Born in New Zealand to a Japanese mother and New Zealand father, Mark’s musical language was shaped early by jazz records at home and later by the sample-based worlds of hip-hop, drum’n’bass, and electronic music. These parallel lineages - acoustic tradition and beat culture - have remained in dialogue throughout a career spanning more than 25 years.
A formative decade in London placed him at the center of the city’s underground music community, where he became a key figure in the emergence of broken beat and a new, improvisation-led approach to electronic music. Releases such as Six Degrees and Tide’s Arising established a sound that bridged jazz harmony with club dynamics, prompting Jazziz to later observe:
“Way before jazz hybridity became a worldwide phenomenon, de Clive-Lowe was busy designing its blueprint.”

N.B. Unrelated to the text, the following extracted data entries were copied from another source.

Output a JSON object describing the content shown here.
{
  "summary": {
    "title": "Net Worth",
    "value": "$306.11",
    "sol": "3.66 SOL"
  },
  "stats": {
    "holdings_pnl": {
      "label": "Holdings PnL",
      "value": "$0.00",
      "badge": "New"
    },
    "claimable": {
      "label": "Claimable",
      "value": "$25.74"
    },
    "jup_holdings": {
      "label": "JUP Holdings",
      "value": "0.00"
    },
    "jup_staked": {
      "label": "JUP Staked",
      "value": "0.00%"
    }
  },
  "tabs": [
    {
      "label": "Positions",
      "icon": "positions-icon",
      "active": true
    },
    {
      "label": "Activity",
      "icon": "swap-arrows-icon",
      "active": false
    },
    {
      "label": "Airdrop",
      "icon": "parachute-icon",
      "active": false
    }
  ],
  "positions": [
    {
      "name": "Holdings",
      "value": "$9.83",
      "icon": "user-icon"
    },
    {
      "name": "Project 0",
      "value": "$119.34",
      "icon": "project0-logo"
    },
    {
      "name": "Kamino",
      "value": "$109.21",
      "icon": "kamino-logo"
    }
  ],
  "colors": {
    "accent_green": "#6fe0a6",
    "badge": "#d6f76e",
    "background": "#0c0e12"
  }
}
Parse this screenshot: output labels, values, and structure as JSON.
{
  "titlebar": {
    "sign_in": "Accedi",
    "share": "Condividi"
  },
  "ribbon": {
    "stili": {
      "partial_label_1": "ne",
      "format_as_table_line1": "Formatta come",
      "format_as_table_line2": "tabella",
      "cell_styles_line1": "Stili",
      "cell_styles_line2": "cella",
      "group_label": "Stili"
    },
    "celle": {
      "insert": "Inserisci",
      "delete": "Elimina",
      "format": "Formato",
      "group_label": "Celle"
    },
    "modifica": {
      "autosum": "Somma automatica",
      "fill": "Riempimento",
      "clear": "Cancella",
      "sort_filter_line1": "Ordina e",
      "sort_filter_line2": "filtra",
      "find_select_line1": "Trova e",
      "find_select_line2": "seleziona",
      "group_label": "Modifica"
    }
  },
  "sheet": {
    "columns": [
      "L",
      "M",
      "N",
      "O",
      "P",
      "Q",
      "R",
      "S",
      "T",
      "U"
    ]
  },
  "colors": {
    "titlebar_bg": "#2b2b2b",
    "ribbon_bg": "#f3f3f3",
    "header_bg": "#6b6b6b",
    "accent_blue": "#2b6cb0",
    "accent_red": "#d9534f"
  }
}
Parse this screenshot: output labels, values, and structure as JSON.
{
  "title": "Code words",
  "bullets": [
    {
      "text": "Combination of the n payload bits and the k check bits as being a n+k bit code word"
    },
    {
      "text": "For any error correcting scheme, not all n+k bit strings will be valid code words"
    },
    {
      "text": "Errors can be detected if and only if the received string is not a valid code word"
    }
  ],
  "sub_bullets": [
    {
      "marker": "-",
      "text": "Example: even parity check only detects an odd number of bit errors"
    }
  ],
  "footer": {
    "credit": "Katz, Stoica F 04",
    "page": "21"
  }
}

After relocating to Los Angeles in 2008, Mark’s work expanded beyond the club into broader artistic and cultural contexts. His long-running CHURCH project—described by him as “equal parts jazz club, dance floor, and live remix experiment” - became a platform for intergenerational collaboration, community-building, and live reinvention, while his compositional focus deepened toward ancestry, memory and identity.
Projects such as Heritage, Motherland (a 40-minute audio-visual film) and experimental short films Tiger and Dragon mark a shift toward immersive, concept-driven work that integrates music, image, place and history. His recent album Past Present (Tone Poems Across Time) moves further into this terrain: a meditative, ostensibly rhythm-free body of work built from analog synthesizers and field recordings, exploring grief, reconciliation and posthumous healing.
Across contexts - whether remixing Blue Note recordings live, performing solo piano, creating ambient sound environments, or collaborating with artists such as Kamasi Washington, Harvey Mason, Miguel Atwood-Ferguson, DJ Spinna and Daito Manabe - Mark de Clive-Lowe’s work is unified by a single through-line: an ongoing exploration of how music, technology and art can express culture, reflect society and reframe our understanding of past and present.
He has released over twenty albums, contributed to more than 300 recordings, and performed worldwide at venues including the Lincoln Center, Smithsonian, SFJAZZ, and Yerba Buena Center for the Arts. Equally at home in concert halls, museums, and underground spaces, his practice continues to evolve - less concerned with genre than with creating experiences that invite deep listening, connection, and reflection over time.